由于准备使用小数据集 wikitext-2-raw-v1 进行测试,修改了部分参数配置

  • 原始论文层数为 12,减小为 6
# 设置随机种子
seed = 42
torch.manual_seed(seed)
np.random.seed(seed)
random.seed(seed)

# 设备
device = torch.device('cuda' if torch.cuda.is_available() else 'cpu')
print(f'Using device: {device}')

config = {
    'vocab_size': 30522,
    'n_segs': 2,
    'd_model': 512,
    'nhead': 8,
    'n_layers': 6,
    'd_ff': 1024,
    'dropout': 0.1,
    'max_len': 128,
    'batch_size': 64,
    'num_epochs': 100,
    'lr': 1e-4,
    'warmup_ratio': 0.1,
    'weight_decay': 0.01,
    'save_dir': './bert_checkpoints'
}

os.makedirs(config['save_dir'], exist_ok=True)

正式训练

# 加载tokenizer
print('Loading tokenizer...')
tokenizer = BertTokenizer.from_pretrained('bert-base-uncased')

# 加载数据集
print('Loading dataset...')
dataset = load_dataset('wikitext', 'wikitext-2-raw-v1')

# 过滤空文本
train_texts = [text.strip() for text in dataset['train']['text'] if text.strip()]
val_texts = [text.strip() for text in dataset['validation']['text'] if text.strip()]

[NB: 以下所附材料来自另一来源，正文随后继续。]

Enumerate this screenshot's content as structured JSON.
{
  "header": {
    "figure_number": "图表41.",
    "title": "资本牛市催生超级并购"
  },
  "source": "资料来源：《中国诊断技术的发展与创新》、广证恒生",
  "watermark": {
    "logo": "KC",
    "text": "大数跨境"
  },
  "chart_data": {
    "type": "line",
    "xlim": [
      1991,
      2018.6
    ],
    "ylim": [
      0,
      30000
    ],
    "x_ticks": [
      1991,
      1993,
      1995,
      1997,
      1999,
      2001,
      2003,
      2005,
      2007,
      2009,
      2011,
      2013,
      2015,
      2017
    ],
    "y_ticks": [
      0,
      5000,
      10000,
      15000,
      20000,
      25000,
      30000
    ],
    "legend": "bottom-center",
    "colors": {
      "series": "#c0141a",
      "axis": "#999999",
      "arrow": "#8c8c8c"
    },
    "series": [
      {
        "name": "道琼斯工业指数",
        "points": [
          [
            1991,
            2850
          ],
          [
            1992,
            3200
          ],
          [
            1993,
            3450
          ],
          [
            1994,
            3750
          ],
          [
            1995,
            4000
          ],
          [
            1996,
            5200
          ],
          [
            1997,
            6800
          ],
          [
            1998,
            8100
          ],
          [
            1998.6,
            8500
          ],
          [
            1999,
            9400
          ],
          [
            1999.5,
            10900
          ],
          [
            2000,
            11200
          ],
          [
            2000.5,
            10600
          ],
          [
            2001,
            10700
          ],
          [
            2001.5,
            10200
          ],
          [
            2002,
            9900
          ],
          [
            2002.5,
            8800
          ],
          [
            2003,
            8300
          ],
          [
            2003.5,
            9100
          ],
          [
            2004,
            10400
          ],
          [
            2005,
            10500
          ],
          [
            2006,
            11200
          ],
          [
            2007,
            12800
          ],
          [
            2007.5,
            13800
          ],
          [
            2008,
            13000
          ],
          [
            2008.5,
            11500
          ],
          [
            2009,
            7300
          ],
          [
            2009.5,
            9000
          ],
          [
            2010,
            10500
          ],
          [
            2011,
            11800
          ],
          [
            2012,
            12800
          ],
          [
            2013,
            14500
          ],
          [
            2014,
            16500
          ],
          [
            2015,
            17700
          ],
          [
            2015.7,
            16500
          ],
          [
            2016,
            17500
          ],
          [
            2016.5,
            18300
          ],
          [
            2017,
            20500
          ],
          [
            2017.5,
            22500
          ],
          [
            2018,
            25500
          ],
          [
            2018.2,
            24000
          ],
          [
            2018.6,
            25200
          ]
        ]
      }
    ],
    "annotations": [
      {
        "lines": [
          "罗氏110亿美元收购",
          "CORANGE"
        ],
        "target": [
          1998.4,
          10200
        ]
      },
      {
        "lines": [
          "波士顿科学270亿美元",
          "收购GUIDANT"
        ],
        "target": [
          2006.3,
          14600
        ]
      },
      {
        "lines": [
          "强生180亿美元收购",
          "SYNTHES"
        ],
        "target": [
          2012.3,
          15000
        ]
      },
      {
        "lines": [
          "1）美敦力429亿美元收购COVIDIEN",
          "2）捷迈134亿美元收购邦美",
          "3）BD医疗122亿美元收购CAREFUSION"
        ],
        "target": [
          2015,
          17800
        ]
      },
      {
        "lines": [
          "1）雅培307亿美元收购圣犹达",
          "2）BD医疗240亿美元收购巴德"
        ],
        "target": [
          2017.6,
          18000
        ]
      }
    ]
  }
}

print(f'Train samples: {len(train_texts)}') # 23767
print(f'Val samples: {len(val_texts)}') # 2461

# 创建数据集
train_dataset = BERTDataset(train_texts, tokenizer, max_len=config['max_len'])
val_dataset = BERTDataset(val_texts, tokenizer, max_len=config['max_len'])

# 创建数据加载器
train_loader = DataLoader(
    train_dataset,
    batch_size=config['batch_size'],
    shuffle=True,
    collate_fn=collate_fn,
    num_workers=4,
    pin_memory=True
)

val_loader = DataLoader(
    val_dataset,
    batch_size=config['batch_size'],
    shuffle=False,
    collate_fn=collate_fn,
    num_workers=4,
    pin_memory=True
)

# 创建模型
print('Creating model...')
model = BERT(
    vocab_size=config['vocab_size'],
    n_segs=config['n_segs'],
    d_model=config['d_model'],
    nhead=config['nhead'],
    n_layers=config['n_layers'],
    d_ff=config['d_ff'],
    dropout=config['dropout'],
    max_len=config['max_len']
).to(device)

# 打印模型参数量
total_params = sum(p.numel() for p in model.parameters())
print(f'Total parameters: {total_params:,}') # 28,857,148

# 优化器配置
optimizer = AdamW(
    model.parameters(), 
    lr=config['lr'], 
    betas=(0.9, 0.999), 
    eps=1e-6, 
    weight_decay=config['weight_decay']
)

# 计算warmup步数
total_steps = len(train_loader) * config['num_epochs']
warmup_steps = int(total_steps * config['warmup_ratio'])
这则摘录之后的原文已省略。